Diversité forcée : les médias locaux soumis aux quotas du CRTC

D’après un article de Jamie Sarkonak publié dans le National Post le 10 juillet 2025

Jamie Sarkonak tire la sonnette d’alarme : le Conseil de la radiodiffusion et des télécommunications canadiennes (CRTC) s’immisce désormais dans les décisions éditoriales des médias locaux, menaçant directement leur indépendance journalistique. Dans un article percutant publié dans le National Post, la journaliste dénonce les nouvelles règles imposées par le régulateur fédéral, notamment l’ajout d’incitatifs à la diversité dans un fonds de 18 millions de dollars destiné aux nouvelles télévisées locales.

Depuis 2016, le Fonds pour les nouvelles locales indépendantes soutenait financièrement les stations privées de petits marchés, sans exigence idéologique. Les radiodiffuseurs versaient une petite part de leurs revenus (0,3 %) dans cette cagnotte, laquelle permettait de couvrir jusqu’à 70 % des coûts des salles de presse locales, selon les observations du spécialiste Howard Law cité par Sarkonak. Mais en juin dernier, le CRTC a ajouté une série d’incitatifs fondés sur des critères de diversité démographique et identitaire.

Selon Jamie Sarkonak, cela transforme profondément la mission du fonds. Désormais, pour qu’un contenu soit admissible à une part du financement, il devra être produit pour des communautés « sous-représentées » — qu’elles soient autochtones, issues de minorités visibles ou linguistiques, ou encore identifiées comme « méritant l’équité » — et montrer visiblement leurs membres à l’écran. Il ne suffira plus de produire de l’information locale ; il faudra le faire dans une perspective identitaire.

La journaliste se demande si les stations devront désormais prioriser un festival culturel ethnique pour obtenir des fonds, plutôt qu’un fait divers local ou une réunion du conseil municipal. Elle prévient : « Le CRTC n’a rien à faire dans de telles décisions rédactionnelles. » Pour elle, ce glissement bureaucratique du CRTC vers des considérations idéologiques est inacceptable et équivaut à imposer une forme de journalisme militant.
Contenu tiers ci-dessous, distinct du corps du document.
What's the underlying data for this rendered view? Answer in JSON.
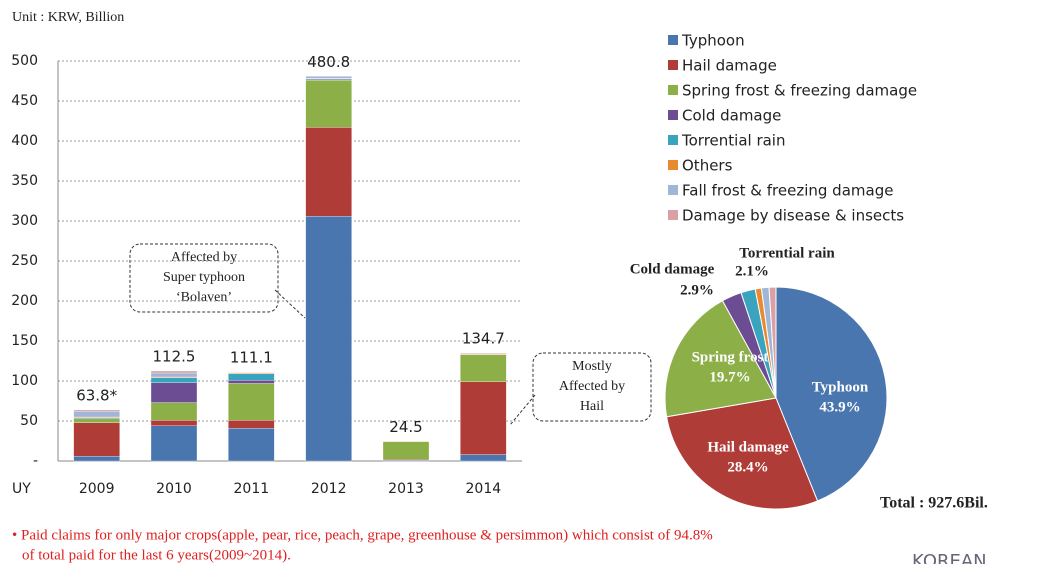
{
  "chart_data": [
    {
      "type": "stacked_bar",
      "unit_label": "Unit : KRW, Billion",
      "x_label": "UY",
      "categories": [
        "2009",
        "2010",
        "2011",
        "2012",
        "2013",
        "2014"
      ],
      "series": [
        {
          "name": "Typhoon",
          "color": "#4a76b0",
          "values": [
            6,
            44,
            41,
            306,
            1,
            8
          ]
        },
        {
          "name": "Hail damage",
          "color": "#b03c38",
          "values": [
            42,
            7,
            10,
            111,
            1,
            91
          ]
        },
        {
          "name": "Spring frost & freezing damage",
          "color": "#8caf48",
          "values": [
            5,
            22,
            46,
            59,
            22,
            34
          ]
        },
        {
          "name": "Cold damage",
          "color": "#6c4d94",
          "values": [
            0,
            25,
            4,
            1,
            0,
            0
          ]
        },
        {
          "name": "Torrential rain",
          "color": "#3aa3bd",
          "values": [
            1,
            6,
            8,
            1,
            0,
            0
          ]
        },
        {
          "name": "Others",
          "color": "#e88a2e",
          "values": [
            1,
            1,
            1,
            0.5,
            0.5,
            0.7
          ]
        },
        {
          "name": "Fall frost & freezing damage",
          "color": "#9fb6d8",
          "values": [
            7,
            5,
            0.6,
            2.3,
            0,
            0
          ]
        },
        {
          "name": "Damage by disease & insects",
          "color": "#d9a0a6",
          "values": [
            1.8,
            2.5,
            0.5,
            0,
            0,
            1
          ]
        }
      ],
      "totals": [
        63.8,
        112.5,
        111.1,
        480.8,
        24.5,
        134.7
      ],
      "total_labels": [
        "63.8*",
        "112.5",
        "111.1",
        "480.8",
        "24.5",
        "134.7"
      ],
      "ylim": [
        0,
        500
      ],
      "yticks": [
        {
          "value": 0,
          "label": "-"
        },
        50,
        100,
        150,
        200,
        250,
        300,
        350,
        400,
        450,
        500
      ],
      "grid": true,
      "annotations": [
        {
          "lines": [
            "Affected by",
            "Super typhoon",
            "‘Bolaven’"
          ]
        },
        {
          "lines": [
            "Mostly",
            "Affected by",
            "Hail"
          ]
        }
      ]
    },
    {
      "type": "pie",
      "categories": [
        "Typhoon",
        "Hail damage",
        "Spring frost & freezing damage",
        "Cold damage",
        "Torrential rain",
        "Others",
        "Fall frost & freezing damage",
        "Damage by disease & insects"
      ],
      "values": [
        43.9,
        28.4,
        19.7,
        2.9,
        2.1,
        0.9,
        1.1,
        1.0
      ],
      "colors": [
        "#4a76b0",
        "#b03c38",
        "#8caf48",
        "#6c4d94",
        "#3aa3bd",
        "#e88a2e",
        "#9fb6d8",
        "#d9a0a6"
      ],
      "slice_labels": [
        "Typhoon",
        "Hail damage",
        "Spring frost",
        "Cold damage",
        "Torrential rain",
        null,
        null,
        null
      ],
      "value_labels": [
        "43.9%",
        "28.4%",
        "19.7%",
        "2.9%",
        "2.1%",
        null,
        null,
        null
      ],
      "total": "Total : 927.6Bil."
    }
  ],
  "footnote": [
    "• Paid claims for only major crops(apple, pear, rice, peach, grape, greenhouse & persimmon) which consist of 94.8%",
    "of total paid for the last 6 years(2009~2014)."
  ],
  "logo": "KOREAN"
}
Jamie Sarkonak rappelle que ces nouvelles orientations sont issues de l’interprétation élargie de la Loi sur la radiodiffusion, modifiée après l’adoption de la controversée Loi sur la diffusion en continu en ligne de 2022. Ce texte a renforcé l’exigence selon laquelle le système de radiodiffusion canadien doit « soutenir une programmation communautaire qui reflète la diversité ethnoculturelle et autochtone des communautés desservies ».

Or, comme le note Sarkonak, cette logique de quotas n’existait pas auparavant. Jusqu’en 2013, le CRTC refusait même de songer à imposer des quotas régionaux, considérant cela comme une atteinte à la liberté de la presse. Ce changement de paradigme, selon elle, coïncide avec les gouvernements libéraux successifs, qui ne contrôlent pas directement le CRTC, mais nomment ses commissaires et définissent les grandes lignes de sa mission.

En 2022, cette logique s’est imposée aussi à Radio-Canada : le CRTC a obligé la société d’État à consacrer 30 % de son budget de production télévisuelle anglaise à des producteurs « diversifiés », quota qui passera à 35 % en 2026. Le versant francophone aura son propre quota, fixé à 15 % l’an prochain. Jamie Sarkonak y voit une « intrusion propagandiste » du gouvernement dans l’autonomie des salles de rédaction.

Autre exemple, en 2024, le CRTC a commencé à prélever 5 % des revenus générés au Canada par les géants du numérique comme Spotify, Netflix et YouTube, pour financer notamment le Fonds des médias du Canada et d’autres initiatives marquées par l’agenda DEI (diversité, équité, inclusion).

Cette croissance incontrôlée des fonctions du CRTC a un coût, souligne la journaliste. Depuis 2016, le nombre d’employés de l’organisme est passé de 450 à 733, une augmentation de 63 %. Ce fardeau administratif se répercute sur les entreprises, qui doivent embaucher plus de personnel pour se conformer aux nouvelles exigences. Ultimement, ce sont les consommateurs qui en paient le prix.

Mais la question essentielle posée par Jamie Sarkonak reste entière : cette hyperréglementation améliore-t-elle réellement le paysage médiatique canadien ? À ses yeux, la réponse est non. Au contraire, elle contribue à le détériorer, en dénaturant la mission des journalistes, qui ne devraient jamais avoir à ajuster leurs choix de couverture pour plaire à un programme de subvention gouvernemental.